Gut microbes linked to inflammatory bowel diseases worsen colitis in mice

Giorgia Guglielmi

17.03.2025

What is already known

Inflammatory bowel diseases (IBD), such as Crohn’s disease and ulcerative colitis, are long-term conditions involving gut inflammation caused by an excessive immune response. Previous studies have shown that compared with healthy individuals, people with IBD have distinct gut microbes, which may contribute to disease flares. However, much remains unclear about the molecular mechanisms underlying IBD.

What this research adds

Researchers analyzed the gut microbiotas of more than 5,300 people to identify bacterial gene clusters linked to IBD, and found two Clostridium gene clusters that are active in people with Crohn’s disease. These clusters produce compounds called fatty acid-amines, which were detected in 61% of stool samples from people with IBD. In mice, these molecules worsened colitis by damaging gut cells and increasing intestinal permeability.

Conclusions

The findings suggest that microbiota-derived molecules contribute to IBD progression, providing new insights into disease mechanisms and potential targets for future treatments.

The findings, published in Cell Host & Microbe, suggest that microbiota-derived molecules contribute to IBD progression, providing new insights into disease mechanisms and potential targets for future treatments.
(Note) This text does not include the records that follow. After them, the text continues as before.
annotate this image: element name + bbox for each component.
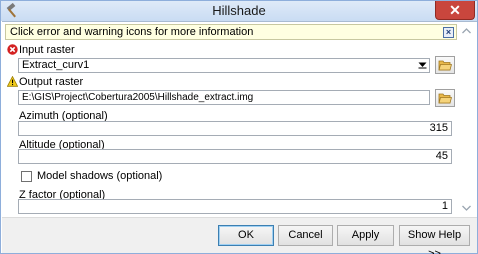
- azimuth-input[interactable]: 315: [18, 121, 452, 136]
- window-title: Hillshade: [212, 3, 266, 18]
- scroll-up-icon[interactable]: [459, 24, 474, 38]
- open-folder-icon: [438, 93, 452, 104]
- button-bar: OK Cancel Apply Show Help >>: [2, 217, 477, 254]
- model-shadows-label[interactable]: Model shadows (optional): [37, 170, 162, 182]
- info-bar-close-icon[interactable]: ×: [443, 27, 454, 38]
- output-raster-input[interactable]: E:\GIS\Project\Cobertura2005\Hillshade_e…: [18, 90, 430, 105]
- output-raster-browse-button[interactable]: [435, 89, 455, 107]
- info-bar-text: Click error and warning icons for more i…: [10, 26, 254, 38]
- vertical-scrollbar[interactable]: [459, 24, 474, 215]
- error-icon[interactable]: [7, 44, 18, 55]
- input-raster-browse-button[interactable]: [435, 56, 455, 74]
- ok-button[interactable]: OK: [218, 225, 274, 246]
- altitude-input[interactable]: 45: [18, 149, 452, 164]
- model-shadows-checkbox[interactable]: [21, 171, 32, 182]
- z-factor-input[interactable]: 1: [18, 199, 452, 214]
- input-raster-combobox[interactable]: Extract_curv1: [18, 58, 430, 73]
- dialog-content: Click error and warning icons for more i…: [2, 21, 477, 216]
- chevron-down-icon[interactable]: [416, 59, 429, 72]
- azimuth-value: 315: [429, 122, 448, 134]
- title-bar[interactable]: Hillshade ✕: [1, 1, 477, 21]
- output-raster-value: E:\GIS\Project\Cobertura2005\Hillshade_e…: [22, 92, 254, 103]
- output-raster-label: Output raster: [19, 76, 84, 88]
- cancel-button[interactable]: Cancel: [278, 225, 333, 246]
- apply-button[interactable]: Apply: [337, 225, 394, 246]
- input-raster-value: Extract_curv1: [22, 59, 90, 71]
- altitude-value: 45: [435, 150, 448, 162]
- open-folder-icon: [438, 60, 452, 71]
- show-help-button[interactable]: Show Help >>: [399, 225, 470, 254]
- z-factor-value: 1: [441, 200, 448, 212]
- window-close-button[interactable]: ✕: [435, 1, 475, 20]
- scroll-down-icon[interactable]: [459, 201, 474, 215]
- input-raster-label: Input raster: [19, 44, 75, 56]
- warning-icon[interactable]: [6, 75, 19, 87]
- hillshade-dialog: Hillshade ✕ Click error and warning icon…: [0, 0, 478, 254]
- info-bar: Click error and warning icons for more i…: [5, 24, 457, 40]
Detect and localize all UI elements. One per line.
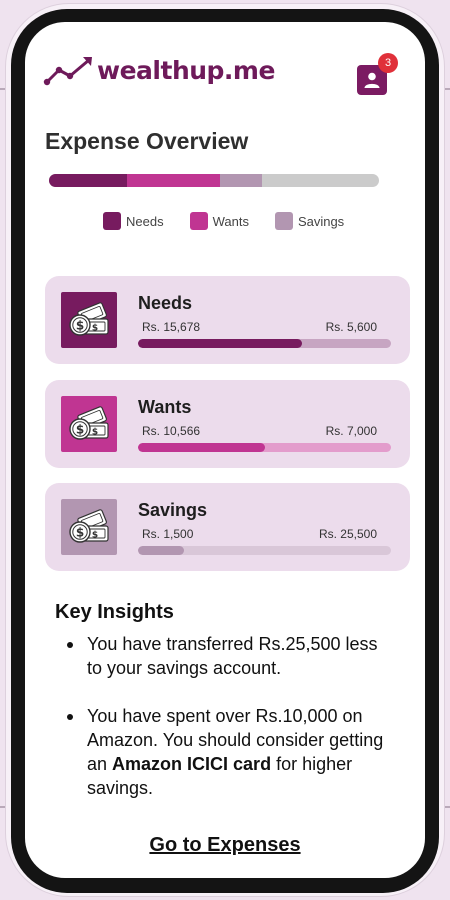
progress-fill	[138, 546, 184, 555]
svg-text:$: $	[92, 531, 98, 541]
legend-label: Wants	[212, 213, 249, 229]
cash-icon: $ $	[61, 396, 117, 452]
insight-item: You have spent over Rs.10,000 on Amazon.…	[67, 704, 387, 800]
brand-name: wealthup.me	[97, 55, 275, 85]
legend-item-savings: Savings	[274, 212, 345, 230]
svg-text:$: $	[92, 324, 98, 334]
legend-label: Savings	[297, 213, 345, 229]
budget-amount: Rs. 5,600	[325, 320, 377, 334]
legend-swatch	[189, 212, 208, 230]
insight-text: You have transferred Rs.25,500 less to y…	[87, 634, 378, 678]
card-title: Needs	[138, 293, 193, 313]
progress-track	[138, 546, 391, 555]
budget-amount: Rs. 7,000	[325, 424, 377, 438]
spent-amount: Rs. 10,566	[142, 424, 201, 438]
insight-text-highlight: Amazon ICICI card	[112, 754, 272, 774]
svg-text:$: $	[76, 423, 84, 437]
progress-fill	[138, 443, 265, 452]
category-card-wants[interactable]: $ $ Wants Rs. 10,566 Rs. 7,000	[45, 380, 410, 468]
cash-icon: $ $	[61, 499, 117, 555]
legend-label: Needs	[126, 213, 164, 229]
legend-item-needs: Needs	[103, 212, 164, 230]
brand-logo[interactable]: wealthup.me	[43, 52, 275, 88]
spent-amount: Rs. 1,500	[142, 527, 194, 541]
go-to-expenses-link[interactable]: Go to Expenses	[25, 834, 425, 857]
insights-title: Key Insights	[55, 601, 174, 623]
overview-segment-wants	[126, 174, 220, 187]
insight-item: You have transferred Rs.25,500 less to y…	[67, 632, 387, 680]
user-icon	[364, 72, 380, 88]
progress-track	[138, 339, 391, 348]
svg-text:$: $	[76, 319, 84, 333]
cash-icon: $ $	[61, 292, 117, 348]
category-card-savings[interactable]: $ $ Savings Rs. 1,500 Rs. 25,500	[45, 483, 410, 571]
legend-item-wants: Wants	[189, 212, 249, 230]
budget-amount: Rs. 25,500	[318, 527, 377, 541]
card-title: Savings	[138, 500, 208, 520]
overview-segment-savings	[219, 174, 262, 187]
bullet-icon	[67, 714, 73, 720]
category-card-needs[interactable]: $ $ Needs Rs. 15,678 Rs. 5,600	[45, 276, 410, 364]
app-screen: wealthup.me 3 Expense Overview Needs Wan…	[25, 22, 425, 878]
card-title: Wants	[138, 397, 192, 417]
progress-track	[138, 443, 391, 452]
legend-swatch	[103, 212, 121, 230]
bullet-icon	[67, 642, 73, 648]
page-title: Expense Overview	[45, 128, 249, 154]
overview-segment-needs	[49, 174, 127, 187]
overview-legend: Needs Wants Savings	[103, 212, 344, 230]
progress-fill	[138, 339, 303, 348]
trend-line-icon	[43, 57, 92, 86]
svg-text:$: $	[76, 526, 84, 540]
spent-amount: Rs. 15,678	[142, 320, 201, 334]
notification-badge[interactable]: 3	[378, 53, 398, 73]
legend-swatch	[274, 212, 293, 230]
expense-overview-bar	[49, 174, 379, 187]
svg-text:$: $	[92, 428, 98, 438]
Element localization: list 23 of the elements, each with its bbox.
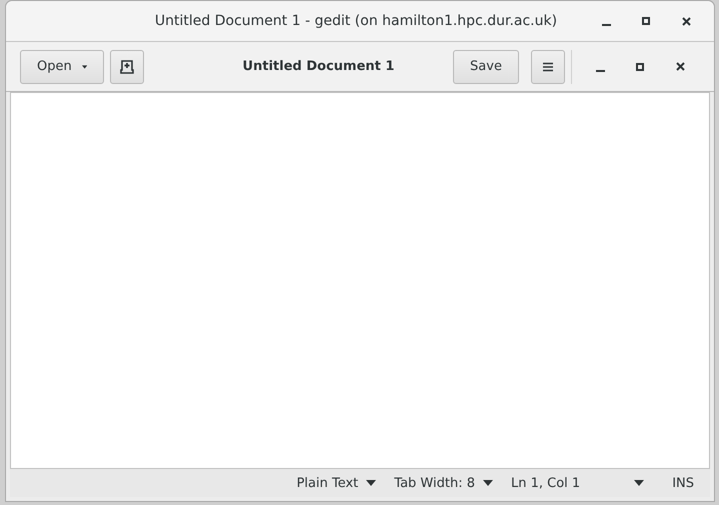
- minimize-icon: [596, 70, 604, 72]
- menu-icon: [543, 62, 553, 72]
- caret-icon: [634, 480, 644, 486]
- maximize-icon: [642, 17, 650, 25]
- status-menu-button[interactable]: [634, 480, 644, 486]
- minimize-icon: [602, 24, 610, 26]
- caret-icon: [82, 64, 87, 70]
- open-button[interactable]: Open: [20, 50, 104, 84]
- status-dropdown[interactable]: Tab Width: 8: [394, 476, 493, 490]
- window-title: Untitled Document 1 - gedit (on hamilton1.hpc.dur.ac.uk): [154, 13, 558, 29]
- status-dropdown[interactable]: Plain Text: [296, 476, 376, 490]
- document-title: Untitled Document 1: [242, 59, 396, 74]
- status-text: INS: [672, 476, 694, 490]
- close-icon: [682, 16, 690, 26]
- caret-icon: [482, 480, 493, 486]
- new-document-button[interactable]: [110, 50, 144, 84]
- caret-icon: [366, 480, 376, 486]
- new-tab-icon: [120, 60, 134, 74]
- save-button[interactable]: Save: [453, 50, 519, 84]
- menu-button[interactable]: [531, 50, 565, 84]
- status-text: Ln 1, Col 1: [510, 476, 580, 490]
- maximize-icon: [636, 62, 644, 70]
- close-icon: [676, 62, 684, 71]
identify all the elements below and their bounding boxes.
Previous studies have shown that compared to healthy individuals, people with IBD have distinct gut microbes, which may contribute to disease flares. However, much remains unclear about the molecular mechanisms underlying IBD.

Researchers led by Moamen Elmassry at Princeton University in New Jersey analyzed the gut microbiotas of more than 5,300 people to identify specific groups of genes in bacteria, called biosynthetic gene clusters, that may be linked to IBD. The genes in these clusters work together to produce specialized small molecules, such as antibiotics or metabolites, which can influence health and disease.

Gene clusters

The team identified more than 10,000 different biosynthetic gene clusters that varied between healthy people and those with IBD. Some gene clusters were enriched in people with Crohn’s disease and ulcerative colitis, suggesting they could play a role in the diseases.

Among the most notable gene clusters were those from bacteria such as Escherichia coli, which are known to contribute to inflammation, and Clostridium, another microbe commonly found in the gut.

Two gene clusters from Clostridium, ebf and ecf, were abundant and active in the gut microbiotas of people with Crohn’s disease, the researchers found. This result suggests that the molecules produced by these clusters could play a role in the disease.

Harmful molecules

The researchers identified six small molecules, known as fatty acid-amines (FAAs), produced by the ebf and ecf gene clusters. Further experiments confirmed that these molecules were being produced by Clostridia species in the gut. About 61% of people with IBD had detectable levels of these molecules in their stool.

In mouse models of colitis, FAAs led to more severe disease by increasing intestinal permeability, which is a hallmark of IBD. The researchers also found signs of damage to the gut lining, including cell damage and disruptions to proteins that help maintain the gut barrier.

“These findings suggest that microbiome-derived small molecules may play a role in the etiology of IBD and represent a generalizable approach for discovering molecular mediators of disease-relevant microbiome-host interactions,” the authors say.